BALTIMORE — Sgt. 1st Class Neil Armstrong Prince, a native of Jamaica who grew up in Baltimore, was buried Tuesday at Arlington National Cemetery, 11 days after being killed by a roadside bomb in Iraq.

“I could put him in charge of anything and he could handle the mission,” said Command Sgt. Maj. Dwight Morrisey, Prince’s former first sergeant at Fort Hood, Texas. “I wouldn’t be surprised if he was actually in charge of that convoy someday.”

Prince, 35, died June 11 in Taqaddum, Iraq.

After a 21-gun salute, soldiers handed American flags to his father, Cecil Prince, and his widow, the former Suzette McLeod, who held their 4-year-old son on her lap.

“You hear about soldiers dying every day and you feel bad, but you’re so far removed until it hits you yourself,” Prince’s youngest sister, Shane Prince, 32, told The Washington Post.

Prince joined the Army after graduating from City College in 1989. As a chief fire control sergeant in the Fort Carson, Colo.-based 2nd Battalion, 17th Field Artillery Regiment, 2nd Brigade, 2nd Infantry Division, Prince arranged the transportation of weapons to troops in combat, Morrisey said.
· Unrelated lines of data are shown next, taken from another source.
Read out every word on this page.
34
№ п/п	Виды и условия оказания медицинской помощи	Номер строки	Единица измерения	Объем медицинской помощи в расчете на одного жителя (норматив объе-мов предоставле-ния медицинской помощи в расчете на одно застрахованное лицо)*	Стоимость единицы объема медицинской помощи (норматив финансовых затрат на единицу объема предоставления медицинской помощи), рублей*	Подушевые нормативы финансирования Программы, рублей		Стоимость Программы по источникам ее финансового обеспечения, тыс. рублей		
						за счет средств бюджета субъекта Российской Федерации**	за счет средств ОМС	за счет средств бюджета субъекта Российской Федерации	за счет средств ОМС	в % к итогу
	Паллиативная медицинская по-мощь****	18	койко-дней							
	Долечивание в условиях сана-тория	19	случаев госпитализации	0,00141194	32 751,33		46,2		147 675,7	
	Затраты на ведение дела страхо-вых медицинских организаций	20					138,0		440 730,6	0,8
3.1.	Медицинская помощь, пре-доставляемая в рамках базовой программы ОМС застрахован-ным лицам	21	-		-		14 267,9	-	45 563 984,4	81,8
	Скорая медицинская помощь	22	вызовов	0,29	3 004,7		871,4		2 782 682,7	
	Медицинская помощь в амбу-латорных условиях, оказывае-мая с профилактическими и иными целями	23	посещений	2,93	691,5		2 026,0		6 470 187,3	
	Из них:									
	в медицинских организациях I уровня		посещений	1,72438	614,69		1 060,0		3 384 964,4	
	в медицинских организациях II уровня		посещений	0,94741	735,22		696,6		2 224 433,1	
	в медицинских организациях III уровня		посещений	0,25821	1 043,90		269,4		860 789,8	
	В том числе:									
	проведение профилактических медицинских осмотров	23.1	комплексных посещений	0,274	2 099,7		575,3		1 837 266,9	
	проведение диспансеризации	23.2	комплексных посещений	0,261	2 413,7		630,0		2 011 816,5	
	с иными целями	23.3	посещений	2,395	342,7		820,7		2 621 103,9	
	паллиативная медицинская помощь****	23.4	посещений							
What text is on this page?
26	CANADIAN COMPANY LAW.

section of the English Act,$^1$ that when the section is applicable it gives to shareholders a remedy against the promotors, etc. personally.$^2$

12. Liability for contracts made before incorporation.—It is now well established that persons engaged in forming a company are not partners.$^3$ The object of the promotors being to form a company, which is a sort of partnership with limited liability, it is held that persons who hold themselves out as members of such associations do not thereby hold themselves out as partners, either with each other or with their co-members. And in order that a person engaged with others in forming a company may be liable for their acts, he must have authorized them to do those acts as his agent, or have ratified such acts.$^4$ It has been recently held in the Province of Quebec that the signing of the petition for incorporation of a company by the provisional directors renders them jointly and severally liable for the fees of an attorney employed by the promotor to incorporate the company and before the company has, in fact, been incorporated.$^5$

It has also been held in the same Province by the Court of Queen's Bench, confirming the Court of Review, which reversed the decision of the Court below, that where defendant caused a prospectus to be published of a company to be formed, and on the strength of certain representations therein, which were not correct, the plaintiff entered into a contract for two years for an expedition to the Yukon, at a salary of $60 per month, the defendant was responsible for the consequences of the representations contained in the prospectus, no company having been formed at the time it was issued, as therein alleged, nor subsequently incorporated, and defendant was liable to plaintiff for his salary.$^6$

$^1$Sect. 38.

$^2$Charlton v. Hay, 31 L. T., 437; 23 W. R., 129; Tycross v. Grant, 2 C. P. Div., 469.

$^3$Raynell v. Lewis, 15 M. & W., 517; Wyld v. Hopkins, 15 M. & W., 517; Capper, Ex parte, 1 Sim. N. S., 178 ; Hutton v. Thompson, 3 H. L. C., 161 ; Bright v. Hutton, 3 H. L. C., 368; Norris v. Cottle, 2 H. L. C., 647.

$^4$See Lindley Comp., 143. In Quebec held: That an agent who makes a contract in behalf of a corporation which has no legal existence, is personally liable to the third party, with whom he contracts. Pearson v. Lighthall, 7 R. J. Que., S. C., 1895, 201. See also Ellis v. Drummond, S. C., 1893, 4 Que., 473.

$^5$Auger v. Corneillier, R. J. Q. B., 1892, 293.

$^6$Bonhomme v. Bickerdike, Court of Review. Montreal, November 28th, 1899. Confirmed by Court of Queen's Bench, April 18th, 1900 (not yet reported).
“He is like the brains of the artillery,” Morrisey said. If military units needed firepower, “He was the one that would send it.”

Earlier Tuesday, during a service at Aberdeen Proving Ground, Staff Sgt. Keith Gavin said Prince was on a path to becoming a great military leader.

“He loved training troops,” Gavin told The (Baltimore) Sun after the service. Gavin had befriended Prince while both were at Fort Hood in 1999. “He was direct and fair.”

The service at the Main Post Chapel at Aberdeen Proving Ground is believed to be the first at the proving ground for a soldier killed during the war in Iraq, The Sun reported. Base officials could not recall the previous funeral there for an active-duty soldier.

“We seldom ever have a funeral here (because) we have such a small contingent of active-duty soldiers,” said Patricia McClung, a spokeswoman at the proving ground.

Suzette Prince, 31, a nurse at Kirk U.S. Army Health Clinic at APG, said she met her husband as an Army medic. She spoke of him as a man who adored their son, Jordan.

“Number one, he loved his son,” she said after the service in Aberdeen. “He wanted everything for his son.”

She and Jordan are living with the sergeant’s parents in Forest Hill in Harford County.

Prince will be awarded the Bronze Star and Purple Heart posthumously, a cemetery spokeswoman said.